To monitor a Kafka cluster in a different Kubernetes cluster:

  1. Configure the Control Center CR as described in monitoring additional Kafka clusters.

    When RBAC is enabled, you must set authentication.type to oauthbearer, and provide oauthbearer credentials in the Control Center CR.

  2. Configure the replication listener with external access on the remote Kafka as described in Configure Kafka in MRC with external access URLs.

    If RBAC is enabled on the remote Kafka cluster, the Kafka token listener piggy backs on the replication listener.

  3. Configure DNS where Control Center runs to be able to resolve the Kafka replication listener endpoint.

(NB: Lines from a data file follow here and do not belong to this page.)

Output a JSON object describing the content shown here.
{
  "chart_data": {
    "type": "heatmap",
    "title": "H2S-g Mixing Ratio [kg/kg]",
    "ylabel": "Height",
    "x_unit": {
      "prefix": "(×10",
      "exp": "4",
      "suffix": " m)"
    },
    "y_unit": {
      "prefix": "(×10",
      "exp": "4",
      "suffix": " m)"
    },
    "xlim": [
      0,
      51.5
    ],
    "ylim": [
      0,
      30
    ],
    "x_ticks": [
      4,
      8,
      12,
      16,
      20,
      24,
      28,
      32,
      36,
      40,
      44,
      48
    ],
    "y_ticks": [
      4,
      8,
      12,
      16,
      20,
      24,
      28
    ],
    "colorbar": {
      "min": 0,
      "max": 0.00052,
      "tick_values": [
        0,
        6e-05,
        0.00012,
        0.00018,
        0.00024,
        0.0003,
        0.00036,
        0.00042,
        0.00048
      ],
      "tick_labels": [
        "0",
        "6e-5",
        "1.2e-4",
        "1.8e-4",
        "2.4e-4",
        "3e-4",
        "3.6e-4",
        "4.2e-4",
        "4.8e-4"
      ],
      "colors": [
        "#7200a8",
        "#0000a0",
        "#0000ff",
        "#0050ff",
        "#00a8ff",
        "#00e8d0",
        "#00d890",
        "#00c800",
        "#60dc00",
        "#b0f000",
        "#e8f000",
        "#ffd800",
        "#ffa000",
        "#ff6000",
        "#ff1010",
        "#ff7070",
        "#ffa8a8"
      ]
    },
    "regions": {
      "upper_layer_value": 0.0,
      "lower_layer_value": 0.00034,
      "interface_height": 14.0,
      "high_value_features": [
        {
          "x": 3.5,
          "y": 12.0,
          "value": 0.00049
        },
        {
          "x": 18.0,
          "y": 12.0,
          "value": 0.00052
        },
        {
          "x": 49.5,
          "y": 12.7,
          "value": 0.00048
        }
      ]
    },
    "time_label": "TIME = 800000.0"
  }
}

Configure Control Center to monitor ksqlDB, Connect and Schema Registry clusters

You can configure Control Center to provide a detailed monitoring or management view of ksqlDB, Connect, and Schema Registry clusters.

The following is an example of the dependencies section in a Control Center CR. The example connects two Schema Registry clusters, two ksqlDB clusters, and two Connect clusters to Control Center:

kind: ControlCenter
spec:
 dependencies:
   schemaRegistry:
     url: https://schemaregistry.confluent.svc.cluster.local:8081
     tls:
       enabled: true
     authentication:
       type: mtls
     clusters:
     - name: schemaregistry-dev
       url: https://schemaregistry-dev.confluent.svc.cluster.local:8081
       tls:
         enabled: true
       authentication:
        type: mtls
   ksqldb:
   - name: ksql-dev
     url: https://ksqldb.confluent.svc.cluster.local:8088
     tls:
       enabled: true
     authentication:
       type: mtls
   - name: ksql-dev1
     url: https://ksqldb-dev.confluent.svc.cluster.local:8088
     tls:
       enabled: true
     authentication:
       type: mtls
   connect:
   - name: connect-dev
     url: https://connect.confluent.svc.cluster.local:8083
     tls:
       enabled: true
     authentication:
       type: mtls
   - name: connect-dev2
     url: https://connect-dev.confluent.svc.cluster.local:8083
     tls:
       enabled: true
     authentication:
       type: mtls

For an example scenario to configure Confluent Control Center to monitor multiple ksqlDB, Connect, and Schema Registry clusters, see Connect Control Center to Multiple Connect, ksqlDB, and Schema Registry Clusters.